Communication With Your Attorney is a Must
Another factor to be considered in hiring an attorney to represent a college student is communication. Nearly every college student will have email. Therefore, I am always accessible through my iphone email for clients or their parents to ask questions and get quick responses. You should ask the attorney whether or not they will communicate through email. It is a quick and easy way to stay in touch with your attorney and his or her staff. Often times I am representing a student whose parents live out of state and must communicate through phone and email. I typically email my fee agreement for review to both the student and their parents. I will then have the student sign the fee agreement and fax it back to me through an internet fax program that converts the document to a PDF for easy electronic case storage. I will also accept credit card payments through a secure internet merchant account and my clients can pay their retainer on my website through PayPal whether they have an active account or not. All of these means of communication speed the hiring process and allows the attorney to quickly file their appearance with the court (notice that they will be representing the student) and start gathering evidence to mount a defense.

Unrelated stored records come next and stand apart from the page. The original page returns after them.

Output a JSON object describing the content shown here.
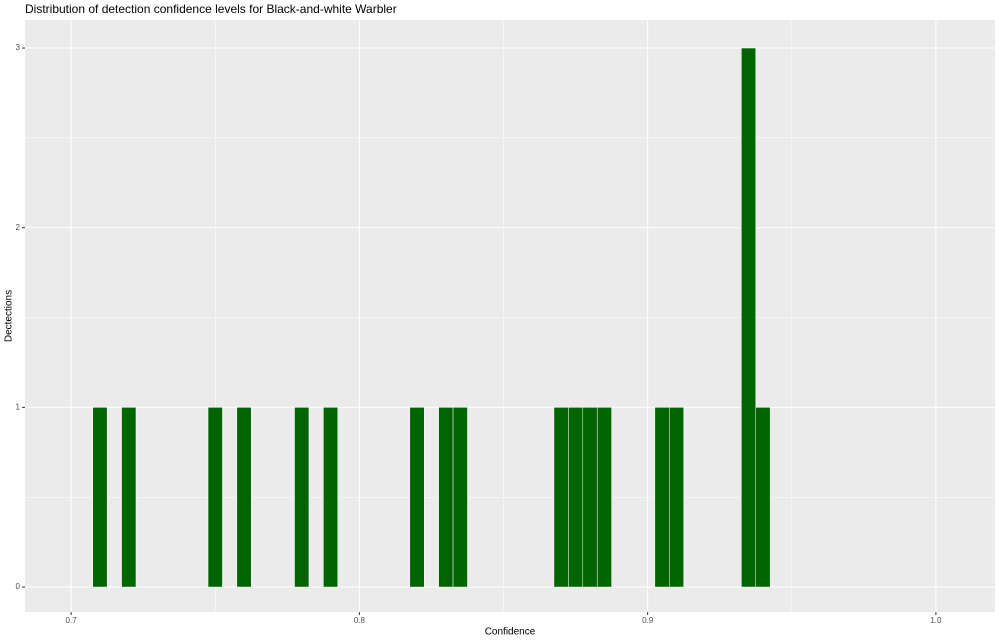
{
  "chart_data": {
    "type": "histogram",
    "title": "Distribution of detection confidence levels for Black-and-white Warbler",
    "x_label": "Confidence",
    "y_label": "Dectections",
    "bins": [
      0.7075,
      0.7125,
      0.7175,
      0.7225,
      0.7275,
      0.7325,
      0.7375,
      0.7425,
      0.7475,
      0.7525,
      0.7575,
      0.7625,
      0.7675,
      0.7725,
      0.7775,
      0.7825,
      0.7875,
      0.7925,
      0.7975,
      0.8025,
      0.8075,
      0.8125,
      0.8175,
      0.8225,
      0.8275,
      0.8325,
      0.8375,
      0.8425,
      0.8475,
      0.8525,
      0.8575,
      0.8625,
      0.8675,
      0.8725,
      0.8775,
      0.8825,
      0.8875,
      0.8925,
      0.8975,
      0.9025,
      0.9075,
      0.9125,
      0.9175,
      0.9225,
      0.9275,
      0.9325,
      0.9375,
      0.9425
    ],
    "values": [
      1,
      0,
      1,
      0,
      0,
      0,
      0,
      0,
      1,
      0,
      1,
      0,
      0,
      0,
      1,
      0,
      1,
      0,
      0,
      0,
      0,
      0,
      1,
      0,
      1,
      1,
      0,
      0,
      0,
      0,
      0,
      0,
      1,
      1,
      1,
      1,
      0,
      0,
      0,
      1,
      1,
      0,
      0,
      0,
      0,
      3,
      1
    ],
    "color": "#006400",
    "edge_color": "#ffffff",
    "xlim": [
      0.684,
      1.0205
    ],
    "xticks": [
      0.7,
      0.8,
      0.9,
      {
        "value": 1.0,
        "label": "1.0"
      }
    ],
    "ylim": [
      -0.139,
      3.156
    ],
    "yticks": [
      0,
      1,
      2,
      3
    ],
    "grid": true
  }
}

Hire an Attorney to Represent Your Best Interests
In conclusion, I will almost always advise parents to hire an attorney to represent their son or daughter’s interest. The rare exception is if the parents do not have the financial means to hire any attorney and the facts of the case justify a diversion which is offered at the first hearing. Otherwise, I advise parents to call several different attorneys and gather as much information as they can on the criminal process of their jurisdiction that the reputations of attorneys in the area. One way that I have been successful in finding the best criminal defense attorney in a particular jurisdiction is to call a corporate law firm. If they do not handle any criminal defense matters, they will typically refer you to the attorney who handles their white collar criminal cases or who represents the children of the CEOs and managers of the companies they represent. Bottom line: ask a lot of questions and take the process seriously.